The Association for Computing Machinery has announced that Carnegie Mellon University’s Phillip Gibbons, professor in the Computer Science department and the Electrical and Computer Engineering department, will receive the Paris Kanellakis Theory and Practice Award.
Gibbons will share the award with Noga Alon of Princeton University and Tel Aviv University, Yossi Matias of Google and Tel Aviv University and Mario Szegedy of Rutgers University. The award recognizes them for their seminal work on the foundations of streaming algorithms and their application to large-scale analytics.
In a series of papers published in the late 1990s, Gibbons and his colleagues pioneered a framework for algorithmic treatment of streaming massive datasets, the ACM said. Their algorithms remain the core approach for streaming big data and constitute an entire subarea of the field of algorithms.
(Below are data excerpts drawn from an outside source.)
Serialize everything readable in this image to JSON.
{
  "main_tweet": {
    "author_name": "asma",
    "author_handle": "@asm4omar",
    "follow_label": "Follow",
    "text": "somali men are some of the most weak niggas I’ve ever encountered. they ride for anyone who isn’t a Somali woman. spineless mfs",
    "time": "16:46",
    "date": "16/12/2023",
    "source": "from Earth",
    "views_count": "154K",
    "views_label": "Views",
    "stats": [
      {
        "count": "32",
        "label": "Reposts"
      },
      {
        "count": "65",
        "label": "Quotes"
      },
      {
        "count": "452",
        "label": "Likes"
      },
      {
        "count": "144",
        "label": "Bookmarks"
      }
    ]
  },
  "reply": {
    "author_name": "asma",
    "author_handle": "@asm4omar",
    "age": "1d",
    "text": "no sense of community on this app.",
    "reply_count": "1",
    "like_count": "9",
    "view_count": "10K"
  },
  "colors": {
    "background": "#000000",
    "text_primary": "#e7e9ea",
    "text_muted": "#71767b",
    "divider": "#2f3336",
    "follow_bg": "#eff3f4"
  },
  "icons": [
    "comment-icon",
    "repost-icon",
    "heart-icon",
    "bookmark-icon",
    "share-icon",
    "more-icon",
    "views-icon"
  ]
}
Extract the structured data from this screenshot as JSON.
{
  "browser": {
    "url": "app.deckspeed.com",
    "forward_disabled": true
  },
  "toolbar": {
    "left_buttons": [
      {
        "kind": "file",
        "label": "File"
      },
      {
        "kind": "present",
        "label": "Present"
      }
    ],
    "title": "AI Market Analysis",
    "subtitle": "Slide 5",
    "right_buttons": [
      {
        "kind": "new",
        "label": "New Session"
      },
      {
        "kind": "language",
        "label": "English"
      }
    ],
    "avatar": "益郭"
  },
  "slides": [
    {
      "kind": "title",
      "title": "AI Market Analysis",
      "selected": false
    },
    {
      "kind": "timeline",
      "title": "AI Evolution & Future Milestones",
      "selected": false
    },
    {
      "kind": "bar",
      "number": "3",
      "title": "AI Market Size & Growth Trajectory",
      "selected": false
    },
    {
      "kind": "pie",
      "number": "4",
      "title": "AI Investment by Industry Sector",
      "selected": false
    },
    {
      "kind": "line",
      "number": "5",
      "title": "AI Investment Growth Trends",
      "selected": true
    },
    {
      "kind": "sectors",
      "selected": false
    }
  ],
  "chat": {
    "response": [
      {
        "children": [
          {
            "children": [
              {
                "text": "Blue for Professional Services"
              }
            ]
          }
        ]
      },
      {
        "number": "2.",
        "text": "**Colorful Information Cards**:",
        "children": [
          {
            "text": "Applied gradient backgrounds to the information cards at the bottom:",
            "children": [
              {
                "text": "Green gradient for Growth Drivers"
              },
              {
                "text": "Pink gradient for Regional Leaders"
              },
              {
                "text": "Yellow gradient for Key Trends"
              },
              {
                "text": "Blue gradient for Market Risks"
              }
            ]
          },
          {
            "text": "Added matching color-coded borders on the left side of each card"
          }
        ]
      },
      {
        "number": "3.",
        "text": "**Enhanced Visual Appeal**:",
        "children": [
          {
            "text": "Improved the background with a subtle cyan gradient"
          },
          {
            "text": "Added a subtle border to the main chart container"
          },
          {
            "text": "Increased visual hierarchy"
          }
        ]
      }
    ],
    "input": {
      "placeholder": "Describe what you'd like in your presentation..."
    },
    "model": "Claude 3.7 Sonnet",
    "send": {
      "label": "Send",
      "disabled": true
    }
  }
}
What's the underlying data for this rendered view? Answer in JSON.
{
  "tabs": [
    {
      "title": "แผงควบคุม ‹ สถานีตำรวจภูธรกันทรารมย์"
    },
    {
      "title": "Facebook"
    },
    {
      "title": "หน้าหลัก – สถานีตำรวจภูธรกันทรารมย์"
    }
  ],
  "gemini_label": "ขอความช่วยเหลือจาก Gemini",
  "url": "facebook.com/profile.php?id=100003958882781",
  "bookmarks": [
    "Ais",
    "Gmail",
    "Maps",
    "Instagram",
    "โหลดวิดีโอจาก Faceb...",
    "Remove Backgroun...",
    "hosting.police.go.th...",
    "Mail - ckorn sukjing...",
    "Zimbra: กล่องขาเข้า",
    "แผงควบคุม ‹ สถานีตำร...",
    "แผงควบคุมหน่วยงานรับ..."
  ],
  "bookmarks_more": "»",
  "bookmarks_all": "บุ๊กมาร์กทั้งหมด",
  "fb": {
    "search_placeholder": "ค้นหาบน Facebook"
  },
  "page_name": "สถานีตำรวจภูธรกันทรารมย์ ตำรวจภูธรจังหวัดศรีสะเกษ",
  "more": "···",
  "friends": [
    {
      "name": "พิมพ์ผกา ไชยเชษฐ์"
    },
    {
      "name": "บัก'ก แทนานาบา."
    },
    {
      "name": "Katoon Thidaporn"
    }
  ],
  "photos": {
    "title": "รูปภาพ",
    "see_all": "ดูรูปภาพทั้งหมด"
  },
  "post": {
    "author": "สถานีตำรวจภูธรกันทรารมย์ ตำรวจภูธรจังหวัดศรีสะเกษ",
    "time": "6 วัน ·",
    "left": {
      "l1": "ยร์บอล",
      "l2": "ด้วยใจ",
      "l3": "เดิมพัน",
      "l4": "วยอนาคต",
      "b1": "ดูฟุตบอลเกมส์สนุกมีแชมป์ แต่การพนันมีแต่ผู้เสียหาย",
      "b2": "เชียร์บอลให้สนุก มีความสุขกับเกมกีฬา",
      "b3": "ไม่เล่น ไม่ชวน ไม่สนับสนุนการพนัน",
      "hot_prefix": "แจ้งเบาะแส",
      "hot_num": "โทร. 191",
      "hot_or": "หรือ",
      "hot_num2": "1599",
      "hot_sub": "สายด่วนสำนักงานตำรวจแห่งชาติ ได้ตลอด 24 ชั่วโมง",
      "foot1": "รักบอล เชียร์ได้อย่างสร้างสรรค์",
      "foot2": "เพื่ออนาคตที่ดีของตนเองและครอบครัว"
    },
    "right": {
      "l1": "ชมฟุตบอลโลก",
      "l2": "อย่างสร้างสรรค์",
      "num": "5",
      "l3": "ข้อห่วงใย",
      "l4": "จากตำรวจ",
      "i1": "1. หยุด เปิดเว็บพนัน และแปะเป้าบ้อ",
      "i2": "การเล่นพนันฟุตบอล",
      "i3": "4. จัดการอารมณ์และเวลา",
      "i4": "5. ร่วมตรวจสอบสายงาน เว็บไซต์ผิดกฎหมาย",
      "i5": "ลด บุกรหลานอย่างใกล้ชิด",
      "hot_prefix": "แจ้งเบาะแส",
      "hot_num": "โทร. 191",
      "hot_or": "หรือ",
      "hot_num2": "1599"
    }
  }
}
The concepts they introduced are routinely used in a variety of data analysis tasks in databases, network monitoring, usage analytics in internet products, natural language processing and machine learning.
Gibbons joined the CMU faculty in 2015. He previously had been principal research scientist at Intel Labs Pittsburgh and was the principal investigator for the Intel Science and Technology Center for Cloud Computing. He was a member of the technical staff at Bell Laboratories from 1990 to 2001.
The Kanellakis Award honors specific theoretical accomplishments that have had a significant and demonstrable effect on the practice of computing. Previous CMU recipients include faculty members Edmund M. Clarke, Randy Bryant, Daniel Sleator and Gary L. Miller and SCS alumnus Kenneth McMillan.